Nominally, the Socialist Workers Party is maintaining its pose of distance from Labour.
Writing in the Socialist Worker, SWP leader Alex Callinicos argues that whereas the “Labour left exists in order to achieve socialism by winning elections … It is because the Socialist Workers Party gives priority to building mass struggles that we remain outside Labour.”
But the remainder of his statement makes clear that, like Taaffe, this is a purely tactical stance that can be reversed as required. Calling on “everyone on the radical left to rally round Corbyn,” he argues that if the Labour leader wins re-election, “there will be a real chance to transform the British left on a more militant and principled basis.
“But seizing this opportunity will confront us all, inside or outside the Labour Party, with tough strategic and tactical choices.”
This is typical of the political double bookkeeping the SWP specialises in.
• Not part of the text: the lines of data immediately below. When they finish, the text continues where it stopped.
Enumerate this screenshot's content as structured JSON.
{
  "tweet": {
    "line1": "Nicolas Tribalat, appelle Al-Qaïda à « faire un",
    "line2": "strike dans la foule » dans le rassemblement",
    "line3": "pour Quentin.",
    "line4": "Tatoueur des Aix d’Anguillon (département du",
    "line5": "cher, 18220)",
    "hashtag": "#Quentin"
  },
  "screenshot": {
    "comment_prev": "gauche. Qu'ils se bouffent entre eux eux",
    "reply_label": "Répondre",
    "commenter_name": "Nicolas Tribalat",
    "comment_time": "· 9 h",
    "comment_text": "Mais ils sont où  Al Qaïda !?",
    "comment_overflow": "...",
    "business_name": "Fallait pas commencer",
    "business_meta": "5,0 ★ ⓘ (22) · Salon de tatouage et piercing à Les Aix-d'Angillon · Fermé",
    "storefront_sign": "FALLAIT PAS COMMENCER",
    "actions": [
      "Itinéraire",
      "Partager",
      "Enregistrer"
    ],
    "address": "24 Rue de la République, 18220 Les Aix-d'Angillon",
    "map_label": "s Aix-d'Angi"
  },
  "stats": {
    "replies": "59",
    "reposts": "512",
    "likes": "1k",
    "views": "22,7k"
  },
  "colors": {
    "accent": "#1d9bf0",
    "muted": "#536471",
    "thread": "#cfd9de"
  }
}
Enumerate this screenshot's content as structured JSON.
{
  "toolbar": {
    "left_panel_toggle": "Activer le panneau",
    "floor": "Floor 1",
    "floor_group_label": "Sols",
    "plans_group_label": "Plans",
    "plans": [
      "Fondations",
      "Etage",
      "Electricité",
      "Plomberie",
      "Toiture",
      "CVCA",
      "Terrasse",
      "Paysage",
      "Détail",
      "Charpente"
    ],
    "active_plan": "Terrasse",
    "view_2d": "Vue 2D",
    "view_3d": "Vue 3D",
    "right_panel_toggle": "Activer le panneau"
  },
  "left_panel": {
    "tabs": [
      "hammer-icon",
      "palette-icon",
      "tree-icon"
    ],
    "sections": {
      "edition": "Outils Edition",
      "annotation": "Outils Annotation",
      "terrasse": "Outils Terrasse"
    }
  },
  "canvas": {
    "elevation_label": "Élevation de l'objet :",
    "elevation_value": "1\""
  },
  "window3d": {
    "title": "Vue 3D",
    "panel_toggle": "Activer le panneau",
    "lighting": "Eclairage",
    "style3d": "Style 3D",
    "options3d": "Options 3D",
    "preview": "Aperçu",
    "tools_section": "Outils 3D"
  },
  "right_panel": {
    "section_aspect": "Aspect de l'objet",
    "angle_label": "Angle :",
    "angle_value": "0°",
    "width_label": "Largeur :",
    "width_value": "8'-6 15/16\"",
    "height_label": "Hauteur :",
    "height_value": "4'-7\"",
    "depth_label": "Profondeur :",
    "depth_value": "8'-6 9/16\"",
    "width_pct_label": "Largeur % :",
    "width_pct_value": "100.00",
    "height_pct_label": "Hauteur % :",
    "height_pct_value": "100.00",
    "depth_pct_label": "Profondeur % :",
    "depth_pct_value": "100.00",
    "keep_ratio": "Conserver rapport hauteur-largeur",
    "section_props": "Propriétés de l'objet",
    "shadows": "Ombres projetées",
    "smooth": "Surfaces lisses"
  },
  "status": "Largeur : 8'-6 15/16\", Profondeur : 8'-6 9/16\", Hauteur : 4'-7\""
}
It was the SWP that provided the platform in Britain for Syriza representatives to justify Syriza’s repudiation of the massive mandate delivered by the July 5, 2015 referendum opposing EU austerity. Just days after Syriza had drawn up an even greater package of spending cuts, on July 12, Callinicos stood by approvingly as Syriza Central Committee member Stathis Kouvelakis told a London rally that the word “betrayal” in relation to his government’s action was “inappropriate if we are to understand what is happening.”
Rather, Syriza leader “[Alexis] Tsipras honestly believed that he could get a positive outcome by putting forward an approach centred on negotiations and displaying good will, and this is also why he constantly said he had no alternative plan.” No doubt Callinicos will attempt the same apologias for Corbyn’s inevitable betrayal.